Cherokee Press Association
Copyright © 1997 CPA
All Rights Reserved
by Donna Hales,
Copyright © 1997 Muskogee Phoenix
TAHLEQUAH Cherokee Nation Principal Chief Joe Byrd formed a new tribal police force Thursday, defying a Feb.25 order of the tribe's highest court forbidding him to fire the director of the tribe's marshal service.
Byrd issued an executive order disbanding the present Cherokee Nation Marshal Service.
In a 2:30 p.m. press conference [Thursday], Byrd announced he doesn't recognize the authority of the tribal courts over "my marshal service."
Tribal prosecutor A.Diane Blalock immediately asked the court to issue a bench warrant for Byrd ordering him to appear before the court and explain why he should not be held in contempt of the February court order.
The court refused to issue the warrant but ordered again that Byrd not interfere with the marshal service.
In her request for the warrant, Blalock said Byrd has continued to flaunt the court's orders against interfering with the marshals.
Byrd has said Ragsdale is fired and the court cannot enforce its own orders and cannot prevent Byrd from obstructing justice, Blalock's filing said.
"He apparently will stop at nothing to make sure the investigation of his administration is thwarted," her filing said.
Byrd fired Pat Ragsdale, director of the Cherokee Nation Marshal Service, and Ragsdale's assistant, Sharon Wright, after they led 15 marshals in the execution of a search warrant at the tribal complex Feb.25. Marshals seized copies of documents the tribal prosecutor alleged could be evidence of misappropriation of funds.
The tribe's highest court, the Judicial Appeals Tribunal, then immediately issued an order saying Ragsdale and Wright could not be fired over the incident because they were executing a lawful search warrant.
The court then ordered no one interfere with any of the marshals in their duties. The tribunal refused Byrd's request to pull the tribal prosecutor off the criminal investigation.
In a prepared speech, Byrd said he would not allow his executive power to be usurped by "illegal orders of the court."
He named Joe Fishinghawk as interim director of the marshal service and ordered marshals who wanted to remain tribal employees to report to Fishinghawk by 5 p.m. Thursday.
"Failure to do so shall result in the termination of their employment," Byrd said in the speech.
Byrd notified area law enforcement agencies that Fishinghawk became interim marshal at 2:30 p.m. Thursday and all law enforcement activities should be routed through Fishinghawk.
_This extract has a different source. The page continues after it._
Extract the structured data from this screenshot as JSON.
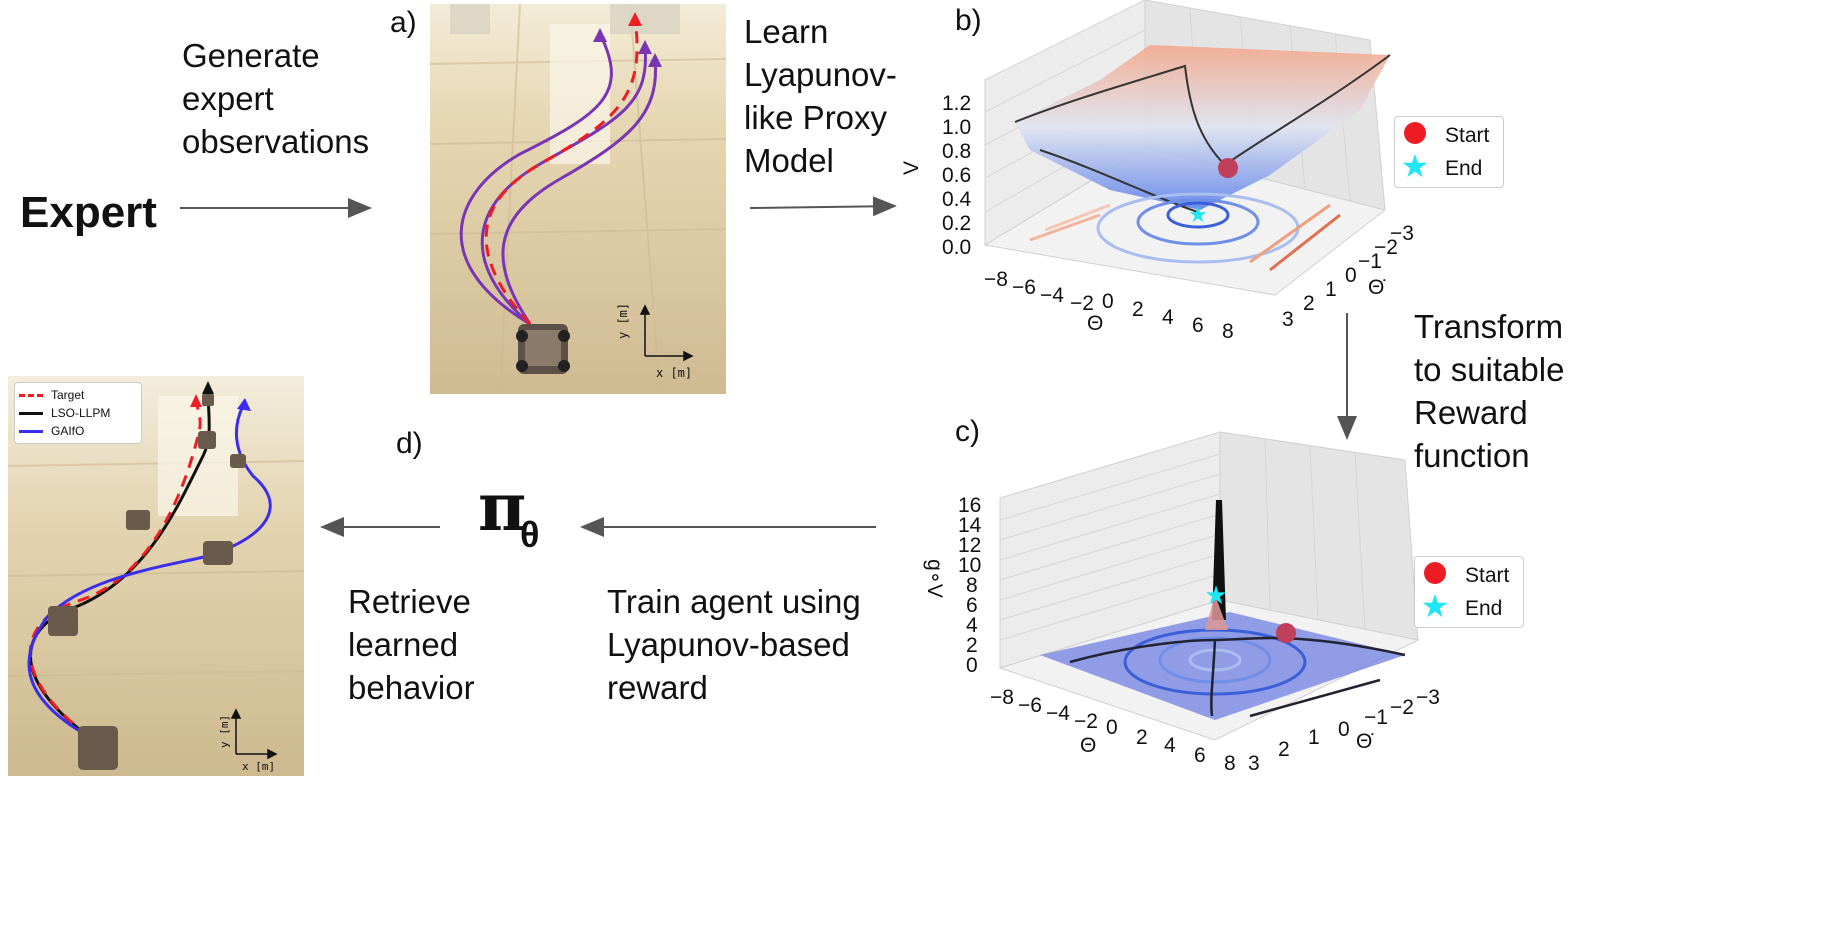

Byrd announced that within the next few days he will appoint a special prosecutor and a special investigator to continue the investigation of his administration. The tribal council will be asked to confirm that action, he said.
No marshals had reported to Byrd by the 5 p.m. deadline.
A security guard at the complex said five of the marshals didn't get notification and were given until this morning to report to Byrd.